The latest NHS Digital board papers said the citizen identity service will be completed by 30 September this year.
The papers say the project is “providing a single, secure identity for each member of the public, across all health and care services”.
An NHS Digital spokeswoman said a statement to Digital Health News that a number of options were being explored for “authentication and identity verification for digital health services, including consideration of existing services such as Patient Online and GOV.UK Verify”.
The spokeswoman added: “We are taking an incremental approach and we will be publishing updates as we progress through this work.”
GOV.UK Verify went live in May 2016 as a single, secure way for people to verify their identity while using online government services, such as updating their driver’s licence or applying for a tax refund.
Patient Online is the NHS England initiative to offer online digital patient services, such as ordering prescriptions refills online, booking appointments, accessing test results or having email or video consultations with their GP or nurse.
The NHS Digital board papers said the citizen identity programme would only go live in “selected” Personalised Health and Care 2020 programmes, but the spokeswoman would not confirm which these strands were.
In August last year, the interim director of GOV.UK Verify, Jess McEvoy, raised the possibility of rolling out the service across the NHS in a blog post.
McEvoy said the Government Digital Service was “looking at the viability of offering GOV.UK Verify at scale to other public bodies” including the NHS.
GOV.UK Verify uses certified companies, such as Royal Mail and Experian, rather than the government, to verify an individual’s online identity.

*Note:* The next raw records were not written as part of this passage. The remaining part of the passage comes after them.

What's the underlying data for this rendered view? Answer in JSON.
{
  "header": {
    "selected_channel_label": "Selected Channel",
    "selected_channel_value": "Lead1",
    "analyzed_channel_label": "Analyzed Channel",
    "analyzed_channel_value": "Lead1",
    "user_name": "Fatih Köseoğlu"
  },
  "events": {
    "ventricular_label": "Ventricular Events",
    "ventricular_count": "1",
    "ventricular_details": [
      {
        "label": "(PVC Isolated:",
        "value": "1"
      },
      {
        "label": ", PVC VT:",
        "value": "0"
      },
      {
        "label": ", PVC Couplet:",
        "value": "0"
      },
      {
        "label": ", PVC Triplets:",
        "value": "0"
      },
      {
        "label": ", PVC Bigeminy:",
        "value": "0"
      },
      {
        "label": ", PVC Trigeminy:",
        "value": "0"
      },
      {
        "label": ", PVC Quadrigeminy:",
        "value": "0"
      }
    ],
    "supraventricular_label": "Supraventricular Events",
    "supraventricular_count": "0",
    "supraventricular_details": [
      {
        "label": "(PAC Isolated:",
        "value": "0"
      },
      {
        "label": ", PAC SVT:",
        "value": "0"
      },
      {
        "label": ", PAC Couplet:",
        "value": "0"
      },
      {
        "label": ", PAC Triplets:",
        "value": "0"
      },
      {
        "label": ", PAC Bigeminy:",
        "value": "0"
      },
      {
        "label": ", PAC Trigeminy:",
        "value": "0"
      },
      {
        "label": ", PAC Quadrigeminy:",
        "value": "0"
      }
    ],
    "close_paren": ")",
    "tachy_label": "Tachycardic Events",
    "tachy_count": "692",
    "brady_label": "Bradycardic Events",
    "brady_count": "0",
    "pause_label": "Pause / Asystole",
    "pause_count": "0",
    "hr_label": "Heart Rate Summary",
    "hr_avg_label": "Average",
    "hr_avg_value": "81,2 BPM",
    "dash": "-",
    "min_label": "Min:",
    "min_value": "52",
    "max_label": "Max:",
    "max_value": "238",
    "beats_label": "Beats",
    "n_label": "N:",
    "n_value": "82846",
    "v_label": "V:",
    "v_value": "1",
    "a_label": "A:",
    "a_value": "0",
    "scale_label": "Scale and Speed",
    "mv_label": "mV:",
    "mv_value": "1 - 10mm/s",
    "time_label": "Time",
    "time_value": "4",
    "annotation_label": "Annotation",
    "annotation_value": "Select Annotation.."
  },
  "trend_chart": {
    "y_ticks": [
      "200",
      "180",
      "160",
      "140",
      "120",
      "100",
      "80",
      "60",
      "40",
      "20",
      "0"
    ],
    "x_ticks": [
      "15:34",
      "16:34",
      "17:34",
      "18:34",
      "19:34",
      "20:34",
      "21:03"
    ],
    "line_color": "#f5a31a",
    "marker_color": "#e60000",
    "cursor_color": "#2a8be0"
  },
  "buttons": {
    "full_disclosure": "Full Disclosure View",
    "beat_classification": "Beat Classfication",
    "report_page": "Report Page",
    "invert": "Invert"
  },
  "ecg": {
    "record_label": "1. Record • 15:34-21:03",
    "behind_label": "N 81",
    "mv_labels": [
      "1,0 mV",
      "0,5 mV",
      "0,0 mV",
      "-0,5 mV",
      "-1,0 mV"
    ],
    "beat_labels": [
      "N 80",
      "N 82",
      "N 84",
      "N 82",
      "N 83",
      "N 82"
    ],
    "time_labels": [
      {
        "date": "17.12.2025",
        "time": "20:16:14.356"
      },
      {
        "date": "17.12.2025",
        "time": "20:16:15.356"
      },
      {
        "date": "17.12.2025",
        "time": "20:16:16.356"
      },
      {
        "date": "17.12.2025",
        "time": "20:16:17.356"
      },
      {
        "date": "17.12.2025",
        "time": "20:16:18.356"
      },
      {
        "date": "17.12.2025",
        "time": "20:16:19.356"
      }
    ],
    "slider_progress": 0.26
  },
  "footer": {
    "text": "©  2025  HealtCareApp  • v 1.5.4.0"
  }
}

This verification is then relayed to the relevant government service, which provides the verified user with access.
The project’s deployment was repeated delayed and was criticised in a 2015 research paper as suffering from “severe privacy and security problems”.
Digital Health News reported that NHS Liverpool Clinical Commissioning Group was trialling whether GOV.UK Verify could work in the NHS in September last year, but the CCG did not respond to questions by the time of publication.

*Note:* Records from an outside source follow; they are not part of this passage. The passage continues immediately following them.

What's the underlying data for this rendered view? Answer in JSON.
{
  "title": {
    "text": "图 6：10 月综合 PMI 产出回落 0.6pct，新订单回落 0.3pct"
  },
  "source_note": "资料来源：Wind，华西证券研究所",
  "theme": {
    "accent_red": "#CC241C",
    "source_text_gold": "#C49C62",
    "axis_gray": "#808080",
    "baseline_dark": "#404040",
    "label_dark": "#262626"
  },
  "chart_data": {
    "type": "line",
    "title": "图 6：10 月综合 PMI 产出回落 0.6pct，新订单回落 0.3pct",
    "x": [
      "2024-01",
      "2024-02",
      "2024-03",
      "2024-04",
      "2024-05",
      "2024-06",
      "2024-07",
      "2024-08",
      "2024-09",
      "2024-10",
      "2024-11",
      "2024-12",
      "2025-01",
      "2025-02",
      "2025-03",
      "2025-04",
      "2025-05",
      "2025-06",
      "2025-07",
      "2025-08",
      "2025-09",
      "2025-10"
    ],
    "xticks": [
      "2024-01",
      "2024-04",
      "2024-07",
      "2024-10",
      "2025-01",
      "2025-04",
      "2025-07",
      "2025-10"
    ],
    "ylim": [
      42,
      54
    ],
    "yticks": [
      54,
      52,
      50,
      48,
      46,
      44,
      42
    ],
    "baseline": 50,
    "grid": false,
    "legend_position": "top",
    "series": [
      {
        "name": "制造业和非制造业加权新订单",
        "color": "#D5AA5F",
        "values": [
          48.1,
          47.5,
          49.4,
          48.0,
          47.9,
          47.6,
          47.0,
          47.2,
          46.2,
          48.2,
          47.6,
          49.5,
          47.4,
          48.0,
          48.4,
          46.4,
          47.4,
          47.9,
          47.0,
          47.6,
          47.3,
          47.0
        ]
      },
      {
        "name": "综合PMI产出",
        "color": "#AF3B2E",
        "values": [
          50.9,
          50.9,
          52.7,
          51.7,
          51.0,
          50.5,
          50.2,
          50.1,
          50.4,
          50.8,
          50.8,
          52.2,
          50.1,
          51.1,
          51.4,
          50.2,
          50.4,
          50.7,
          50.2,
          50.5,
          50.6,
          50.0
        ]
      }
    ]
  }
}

A secure online identity system is an important foundation for the National Information Board’s ‘Personalised Health and Care 2020’ strategy, which includes giving patients a single online access point to their health and social care records and services through a new web interface, NHS.uk.
Privacy group, Medconfidential, responded to the announcement in an article on its website that addressed the underlying principles of a login infrastructure.
The post said: “Whatever system is used must accommodate and enable patients who wish to keep some aspects of their treatment entirely disconnected from other aspects”.